Stella Gibbons and Highgate
by Laurence Forbeson
This year sees the 25th anniversary of the passing of arguably Highgate’s most famous, and greatest, modern writer, Stella Gibbons. She is world-renowned for her first novel “Cold Comfort Farm”, a classic comedy which, even today, over 80 years on, will have you on the floor laughing. (Tip: skip the two page letter from the author to a fictional publisher at the very beginning. It’s an inscrutable, dated, “in” joke and puts many people off, this correspondent included. It would be 20 years before I tried the book again, this time skipping the letter, 20 years of being denied a heck of a laugh.)
Comedy’s relative of course, and anything touted as funny often isn’t very funny. Isn’t there an air of desperation when something’s blurbed “I laughed til I cried”; “Absolutely hilarious”? Somehow you know it’s as funny as a walnut. But “Cold Comfort Farm” hits parts few books can. It’s difficult to define, but it’s very modern, and very acute at sending up utterly chronic people without being unduly cruel. The tone of the book is what really does it, there’s something so freeing about it.
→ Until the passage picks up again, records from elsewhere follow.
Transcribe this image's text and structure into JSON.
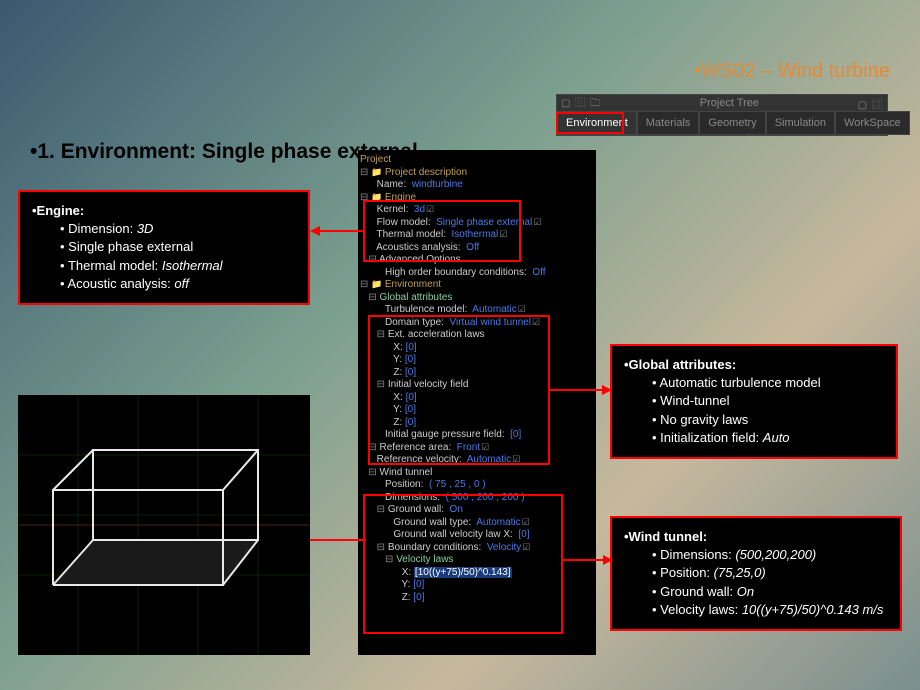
{
  "slide_title": "•WS02 – Wind turbine",
  "section_heading": "•1. Environment: Single phase external",
  "project_tree_panel": {
    "title": "Project Tree",
    "left_icons": "▢ ⿲ 🗀",
    "right_icons": "▢ ⿴",
    "tabs": [
      "Environment",
      "Materials",
      "Geometry",
      "Simulation",
      "WorkSpace"
    ],
    "active_tab": "Environment"
  },
  "tree": {
    "project": "Project",
    "project_desc": "Project description",
    "name_l": "Name:",
    "name_v": "windturbine",
    "engine": "Engine",
    "kernel_l": "Kernel:",
    "kernel_v": "3d",
    "flow_l": "Flow model:",
    "flow_v": "Single phase external",
    "thermal_l": "Thermal model:",
    "thermal_v": "Isothermal",
    "acou_l": "Acoustics analysis:",
    "acou_v": "Off",
    "adv": "Advanced Options",
    "hobc_l": "High order boundary conditions:",
    "hobc_v": "Off",
    "env": "Environment",
    "glob": "Global attributes",
    "turb_l": "Turbulence model:",
    "turb_v": "Automatic",
    "dom_l": "Domain type:",
    "dom_v": "Virtual wind tunnel",
    "extacc": "Ext. acceleration laws",
    "x_l": "X:",
    "x_v": "[0]",
    "y_l": "Y:",
    "y_v": "[0]",
    "z_l": "Z:",
    "z_v": "[0]",
    "ivf": "Initial velocity field",
    "igp_l": "Initial gauge pressure field:",
    "igp_v": "[0]",
    "refa_l": "Reference area:",
    "refa_v": "Front",
    "refv_l": "Reference velocity:",
    "refv_v": "Automatic",
    "wt": "Wind tunnel",
    "pos_l": "Position:",
    "pos_v": "( 75 , 25 , 0 )",
    "dim_l": "Dimensions:",
    "dim_v": "( 500 , 200 , 200 )",
    "gw_l": "Ground wall:",
    "gw_v": "On",
    "gwt_l": "Ground wall type:",
    "gwt_v": "Automatic",
    "gwvx_l": "Ground wall velocity law X:",
    "gwvx_v": "[0]",
    "bc_l": "Boundary conditions:",
    "bc_v": "Velocity",
    "vlaws": "Velocity laws",
    "vlx_v": "[10((y+75)/50)^0.143]"
  },
  "callouts": {
    "engine": {
      "title": "•Engine:",
      "items": [
        "Dimension: <em>3D</em>",
        "Single phase external",
        "Thermal model: <em>Isothermal</em>",
        "Acoustic analysis: <em>off</em>"
      ]
    },
    "global": {
      "title": "•Global attributes:",
      "items": [
        "Automatic turbulence model",
        "Wind-tunnel",
        "No gravity laws",
        "Initialization field: <em>Auto</em>"
      ]
    },
    "wind": {
      "title": "•Wind tunnel:",
      "items": [
        "Dimensions: <em>(500,200,200)</em>",
        "Position: <em>(75,25,0)</em>",
        "Ground wall: <em>On</em>",
        "Velocity laws: <em>10((y+75)/50)^0.143 m/s</em>"
      ]
    }
  }
}
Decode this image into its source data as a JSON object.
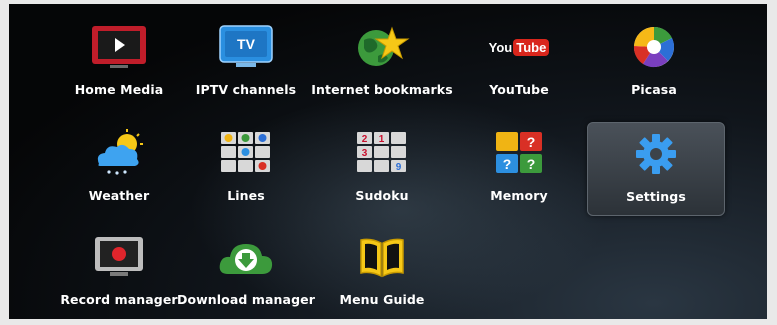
{
  "menu": {
    "items": [
      {
        "label": "Home Media",
        "icon": "home-media-icon"
      },
      {
        "label": "IPTV channels",
        "icon": "tv-icon"
      },
      {
        "label": "Internet bookmarks",
        "icon": "globe-star-icon"
      },
      {
        "label": "YouTube",
        "icon": "youtube-icon"
      },
      {
        "label": "Picasa",
        "icon": "picasa-icon"
      },
      {
        "label": "Weather",
        "icon": "weather-icon"
      },
      {
        "label": "Lines",
        "icon": "lines-game-icon"
      },
      {
        "label": "Sudoku",
        "icon": "sudoku-icon"
      },
      {
        "label": "Memory",
        "icon": "memory-game-icon"
      },
      {
        "label": "Settings",
        "icon": "gear-icon"
      },
      {
        "label": "Record manager",
        "icon": "record-icon"
      },
      {
        "label": "Download manager",
        "icon": "download-cloud-icon"
      },
      {
        "label": "Menu Guide",
        "icon": "book-icon"
      }
    ],
    "selected": "Settings"
  },
  "icon_text": {
    "tv": "TV",
    "youtube_you": "You",
    "youtube_tube": "Tube",
    "sudoku": [
      "2",
      "1",
      "3",
      "9"
    ],
    "memory": [
      "?",
      "?",
      "?"
    ]
  },
  "colors": {
    "selected_bg": "#3c434a",
    "label": "#ffffff",
    "accent_blue": "#2c8fe0",
    "accent_red": "#c8102e"
  }
}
A book written quickly by a sharp, brave, independent working woman of 30 in 1932 suddenly having the time of her life, flinging open cupboards of universal social torment and letting the contents burst out as comedy gold about the human condition.
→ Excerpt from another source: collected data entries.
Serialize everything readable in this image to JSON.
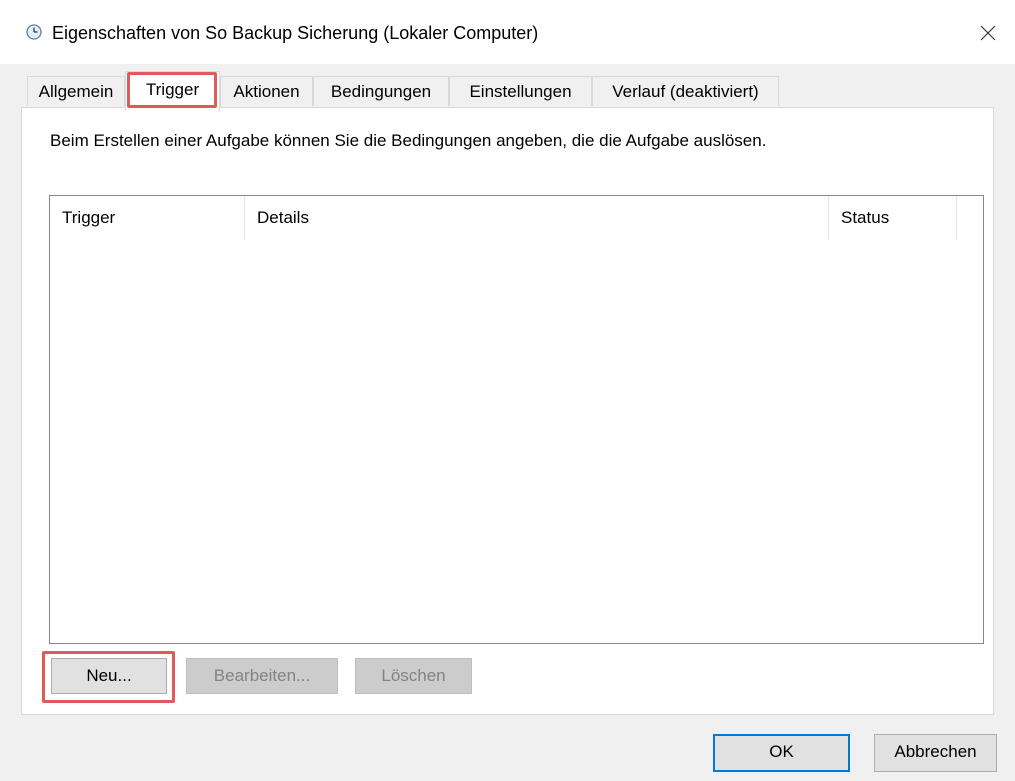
{
  "window": {
    "title": "Eigenschaften von So Backup Sicherung (Lokaler Computer)",
    "close_glyph": "✕",
    "icon": "clock-icon"
  },
  "tabs": [
    {
      "label": "Allgemein",
      "active": false
    },
    {
      "label": "Trigger",
      "active": true
    },
    {
      "label": "Aktionen",
      "active": false
    },
    {
      "label": "Bedingungen",
      "active": false
    },
    {
      "label": "Einstellungen",
      "active": false
    },
    {
      "label": "Verlauf (deaktiviert)",
      "active": false
    }
  ],
  "trigger_tab": {
    "description": "Beim Erstellen einer Aufgabe können Sie die Bedingungen angeben, die die Aufgabe auslösen.",
    "columns": [
      "Trigger",
      "Details",
      "Status"
    ],
    "rows": [],
    "buttons": {
      "new": "Neu...",
      "edit": "Bearbeiten...",
      "delete": "Löschen"
    }
  },
  "footer": {
    "ok": "OK",
    "cancel": "Abbrechen"
  },
  "colors": {
    "highlight": "#e05a5a",
    "focus_border": "#0078d7",
    "dialog_bg": "#f0f0f0"
  }
}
Within a few years she hated the book, mainly because no one ever talked about anything else. This really rankled because she was very hard-working, producing a novel every 18 months for 45 years. “Cold Comfort Farm” became a taboo subject among her family and friends, referred to only as “That Book”. Were she to see the title “Stella Gibbons and Highgate”, only to see hundreds of words about “Cold Comfort Farm” instead, Stella Gibbons might well be wearily annoyed.
Stella Gibbons lived in Highgate most of her life and many of her books are set here, and on the Heath and in Hampstead. In her book “The Charmers”, the setting is even a fantasy hybrid of all three. “The Charmers” is very odd for those who live locally; set in a house in South Grove (apparently, though I thought it might be Pond Square) but instead of Highgate Hill it is almost certainly Downshire Hill NW3, and instead of the High Street an uphill walk to a tube station, as in Hampstead.
“Westwood” (recently reprinted by Vintage) is another Stella Gibbons classic, a brilliant satisfying read set in Highgate in wartime, in a large house just off Southwood Lane. Other Stella Gibbons books specifically set in Highgate, Hampstead and the Heath are: Enbury Heath, Miss Linsey and Pa, My American (with a memorable opening at Kenwood) “Here Be Dragons” (an intoxicating evocation of 1950s north London Beatnik life), A Pink Front Door, Starlight, and her last of 27 novels, The Snow Woman.